Singing group at the University of the Philippines Diliman, Quezon City

The University of the Philippines Singing Ambassadors, also known as the UP Singing Ambassadors or UPSA, is one of the major performing musical groups based at the University of the Philippines Diliman (UP-Diliman) in Quezon City, Philippines. UPSA is the State University's official performing group for choreographed choral music and resident choir of the UP College of Arts and Letters. The UPSA has performed music from different styles: classical music, international songs, spirituals, ethnic, Broadway, pop, jazz, gospel, inspirational songs and rock. As ambassadors of Philippine culture, the UPSA incorporates cultural dances, costumes and traditions from various regions in the Philippines as part of its repertoire.
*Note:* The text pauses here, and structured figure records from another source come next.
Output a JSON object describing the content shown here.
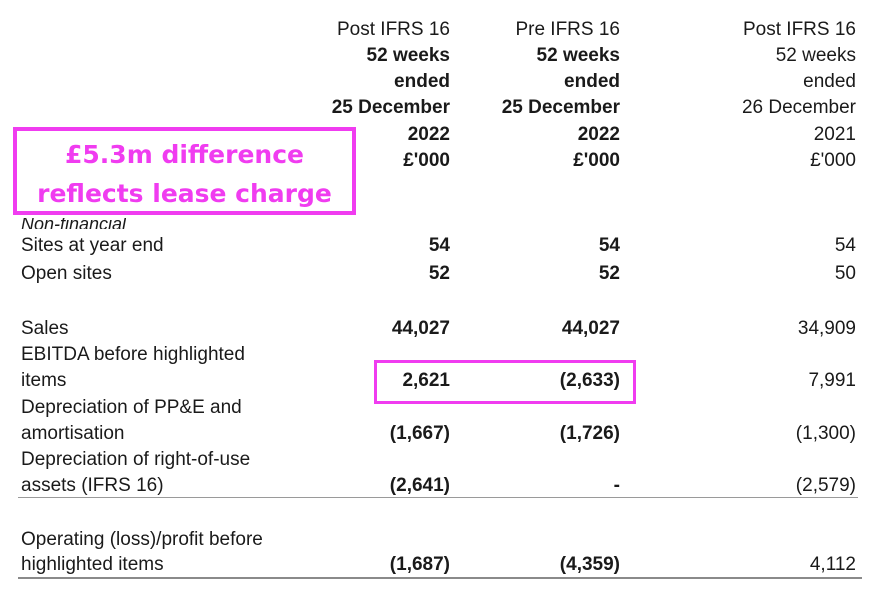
{
  "columns": [
    {
      "header": [
        "Post IFRS 16",
        "52 weeks",
        "ended",
        "25 December",
        "2022",
        "£'000"
      ],
      "bold_from_line": 1
    },
    {
      "header": [
        "Pre IFRS 16",
        "52 weeks",
        "ended",
        "25 December",
        "2022",
        "£'000"
      ],
      "bold_from_line": 1
    },
    {
      "header": [
        "Post IFRS 16",
        "52 weeks",
        "ended",
        "26 December",
        "2021",
        "£'000"
      ],
      "bold_from_line": 99
    }
  ],
  "section_label": "Non-financial",
  "rows": [
    {
      "label": [
        "Sites at year end"
      ],
      "values": [
        "54",
        "54",
        "54"
      ]
    },
    {
      "label": [
        "Open sites"
      ],
      "values": [
        "52",
        "52",
        "50"
      ]
    },
    {
      "label": [
        "Sales"
      ],
      "values": [
        "44,027",
        "44,027",
        "34,909"
      ]
    },
    {
      "label": [
        "EBITDA before highlighted",
        "items"
      ],
      "values": [
        "2,621",
        "(2,633)",
        "7,991"
      ]
    },
    {
      "label": [
        "Depreciation of PP&E and",
        "amortisation"
      ],
      "values": [
        "(1,667)",
        "(1,726)",
        "(1,300)"
      ]
    },
    {
      "label": [
        "Depreciation of right-of-use",
        "assets (IFRS 16)"
      ],
      "values": [
        "(2,641)",
        "-",
        "(2,579)"
      ]
    },
    {
      "label": [
        "Operating (loss)/profit before",
        "highlighted items"
      ],
      "values": [
        "(1,687)",
        "(4,359)",
        "4,112"
      ]
    }
  ],
  "callout": {
    "line1": "£5.3m difference",
    "line2": "reflects lease charge",
    "color": "#f03cf0"
  }
}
The UPSA has won numerous accolades and citations, locally and internationally, including a slot at the 2002 and 2019 European Choral Grand Prix.

== Awards ==
Like two other UP-based choirs (namely, the Philippine Madrigal Singers (the Madz) and the UP Concert Chorus (UPCC)), the UPSA has gained national prominence through its participation in international choral competitions.

Winning the Gran Premio Città at the Concorso Polifonico Internazionale Guido d'Arezzo in Italy in 2001 and 2018 (thus far the only Asian choir winning the award twice), the UPSA was eligible to compete as one of the finalists in the 14th European Grand Prix of Choral Singing in 2002 and the 31st edition of the elite competition in 2019. Together with the Madz, the UST Singers and the Ateneo Glee Club, the UPSA is one of the first four Filipino choirs who were eligible to compete in the European Choral Grand Prix.

The UPSA also has the distinction of being the only choir that has won three awards in the 51-year history of the International Habaneras and Polyphony Contest in Torrevieja, Spain. This competition was also participated in by the Philippine Madridal Singers a year before UPSA joined the competition.